"Yes, I have heared she was. But, Miss Hitty, don't roll up your work."
"Oh, I must be a-goin',—it's time; my help will be standin' on her head by this time, like enough. I don't see but what one Irish girl is about as confinin' as seven children, I'm sure."
With which despairing remark, Miss Hitty put on her shawl and calash and departed; while Content filled her teakettle and prepared for supper.
But while the kettle boiled, she sat down by the window, and thought about Miss Hitty's news. Her first feeling was one of surprise at herself, a sort of sad surprise, to feel how entirely the love that once threatened to wreck her life had died out of it. Hard, indeed, it is to believe that love can ever die! The young girl clings passionately even to her grief, and rejects as an insult the idea that such deep regret can become less in all a lifetime,—that love, immortal, vital, all-pervading, can perish from its prime, and flutter away into dust like the dead leaves of a rose. Yet is it not the less true. Time, cold reason, bitter experience, all poison its life-springs; respect, esteem, admiration, all turn away from a point that offers no foothold for their clinging; and she who weeps to-day tears hot as life-blood ten years hereafter may look with cool distaste at the past passion she has calmly weighed and measured, and thank God that her wish failed and her hope was cut down. Yet there is a certain price to pay for all such experience, to such a heart as sat in the quieted bosom of Content. Had it been possible for her to love again, she would have felt the change in her nature far less; but with the stream, the fountain also had dried, and she was conscious that an aridness, unpleasant and unnatural, threatened to desolate her soul, and her conflict with this had been the hardest battle of all. It is so hard to love voluntarily,—to satisfy one's self with minor affections,—to know that life offers no more its grandest culmination, its divinest triumph,—to accept a succession of wax-lights because the sun and the day can return no more,—above all, to feel that the capacity of receiving that sunlight is fled,—that, so far, one's own power is eternally narrowed, like the loss of a right hand or the blinding of a right eye! Patience endures it, but even patience weeps to think how the fair intent of the Maker is marred,—to see the mutilated image, the brokenness of perfection!

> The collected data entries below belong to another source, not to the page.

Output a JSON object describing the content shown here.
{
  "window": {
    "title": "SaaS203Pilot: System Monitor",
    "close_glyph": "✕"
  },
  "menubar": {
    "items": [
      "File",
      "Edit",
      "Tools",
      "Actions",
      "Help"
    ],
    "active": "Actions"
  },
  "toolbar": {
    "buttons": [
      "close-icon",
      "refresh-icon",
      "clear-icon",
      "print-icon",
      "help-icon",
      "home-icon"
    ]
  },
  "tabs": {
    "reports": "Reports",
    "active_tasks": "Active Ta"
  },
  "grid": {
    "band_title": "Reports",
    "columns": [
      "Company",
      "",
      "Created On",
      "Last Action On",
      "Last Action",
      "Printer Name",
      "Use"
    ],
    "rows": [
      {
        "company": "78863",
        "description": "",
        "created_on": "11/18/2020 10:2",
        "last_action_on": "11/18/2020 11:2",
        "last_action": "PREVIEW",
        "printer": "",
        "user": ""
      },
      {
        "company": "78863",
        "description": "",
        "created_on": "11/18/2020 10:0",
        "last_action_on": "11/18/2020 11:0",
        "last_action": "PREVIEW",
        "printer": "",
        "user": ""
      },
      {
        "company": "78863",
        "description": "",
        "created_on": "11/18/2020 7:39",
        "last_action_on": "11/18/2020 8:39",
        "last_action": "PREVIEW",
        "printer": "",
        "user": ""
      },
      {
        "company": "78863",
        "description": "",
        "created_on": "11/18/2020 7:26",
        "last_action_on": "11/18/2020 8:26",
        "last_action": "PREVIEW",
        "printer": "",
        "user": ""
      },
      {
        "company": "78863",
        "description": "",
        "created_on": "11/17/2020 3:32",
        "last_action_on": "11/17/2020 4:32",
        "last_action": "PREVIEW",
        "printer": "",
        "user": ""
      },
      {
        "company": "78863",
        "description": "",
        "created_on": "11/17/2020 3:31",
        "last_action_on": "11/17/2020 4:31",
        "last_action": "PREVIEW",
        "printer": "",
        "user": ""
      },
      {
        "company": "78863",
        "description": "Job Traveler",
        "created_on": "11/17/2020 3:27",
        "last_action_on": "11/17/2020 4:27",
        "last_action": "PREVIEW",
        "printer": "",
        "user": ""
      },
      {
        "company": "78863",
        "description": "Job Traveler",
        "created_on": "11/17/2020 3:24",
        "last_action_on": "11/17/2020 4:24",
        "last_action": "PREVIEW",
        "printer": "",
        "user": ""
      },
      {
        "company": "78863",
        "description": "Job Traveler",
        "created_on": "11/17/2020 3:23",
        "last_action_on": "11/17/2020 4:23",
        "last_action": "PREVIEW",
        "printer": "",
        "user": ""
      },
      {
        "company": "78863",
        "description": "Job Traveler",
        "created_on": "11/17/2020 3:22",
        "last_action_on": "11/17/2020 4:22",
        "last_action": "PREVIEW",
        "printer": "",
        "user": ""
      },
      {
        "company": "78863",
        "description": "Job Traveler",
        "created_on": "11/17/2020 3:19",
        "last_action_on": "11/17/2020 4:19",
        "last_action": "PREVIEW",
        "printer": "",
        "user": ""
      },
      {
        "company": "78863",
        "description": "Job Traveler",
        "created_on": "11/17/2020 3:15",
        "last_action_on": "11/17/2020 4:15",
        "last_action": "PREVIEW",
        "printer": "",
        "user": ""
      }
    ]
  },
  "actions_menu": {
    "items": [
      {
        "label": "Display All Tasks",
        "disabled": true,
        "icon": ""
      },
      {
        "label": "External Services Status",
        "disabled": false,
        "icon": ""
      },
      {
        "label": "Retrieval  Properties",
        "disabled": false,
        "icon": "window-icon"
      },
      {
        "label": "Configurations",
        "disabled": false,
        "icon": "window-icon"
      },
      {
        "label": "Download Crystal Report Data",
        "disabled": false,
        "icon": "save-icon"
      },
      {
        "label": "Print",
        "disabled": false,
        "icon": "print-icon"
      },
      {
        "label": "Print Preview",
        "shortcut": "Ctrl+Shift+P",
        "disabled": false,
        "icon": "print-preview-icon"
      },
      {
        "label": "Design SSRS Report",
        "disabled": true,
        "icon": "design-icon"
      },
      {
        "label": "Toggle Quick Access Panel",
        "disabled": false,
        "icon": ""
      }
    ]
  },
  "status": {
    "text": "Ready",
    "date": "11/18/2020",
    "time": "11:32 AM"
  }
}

Not that 'Tenty was conscious of all these ideas. They simplified themselves to her simple nature in a brief soliloquy, as she sat looking at the splendid haze of October, glorifying the scarlet maples and yellow elms of Deerfield Street, now steeped in a sunset of purpled crimson that struck its level rays across the sapphire hill-tops and transfigured briefly that melancholy earth dying into winter's desolations.
"Well, it is curious to think I ever cared so much for anybody as I did for Ned Parker! poor, selfish cre'tur', just playing with me for fun, as our kitty does with a mouse! and I re'lly thought he was a fine man! Live and learn, I declare for't! He let me know what kind of cre'turs men are, though. I haven't had to be pestered with one all my life, I'm thankful: that's one good thing to come out of evil. I don't know but what I should like to feel as wide awake again as I did then; but 'tisn't worth the price."
Saying which, Miss 'Tenty brewed her tea, spread her bread and butter, and with a bit of cheese made her savory meal, cleared it away, washed the dishes, and resumed her work as peacefully as if her life had been all as serene as today.
Ned Parker did come back to Deerfield, and settled there,—a coarse, red-faced, stout, sailor-like man, with a wooden leg. Ten years in Patagonia and ten years of whaling had not improved his aspect or his morals. He swore like a pirate, chewed, smoked a pipe, and now and then drank to excess; and by way of elegant diversion to these amusements, fell in love with Content Scranton! Her trim figure, her bright, cheerful face, her pretty, neat little house and garden, the rumored "interest-money," that was the fruit of years of hard work and saving, all attracted this lazy, selfish man, who, remembering his youth, fancied he had only to ask, to receive; and was struck with astonishment to hear,—
"No, thank you," in a very calm, clear tone, answered to his proposition.
"Good Lord! you women are queer craft! I swear, I thought you'd lay to when I h'isted signals; I ha'n't forgot past times and the meetin'-house steps, if you have, 'Tenty Scranton."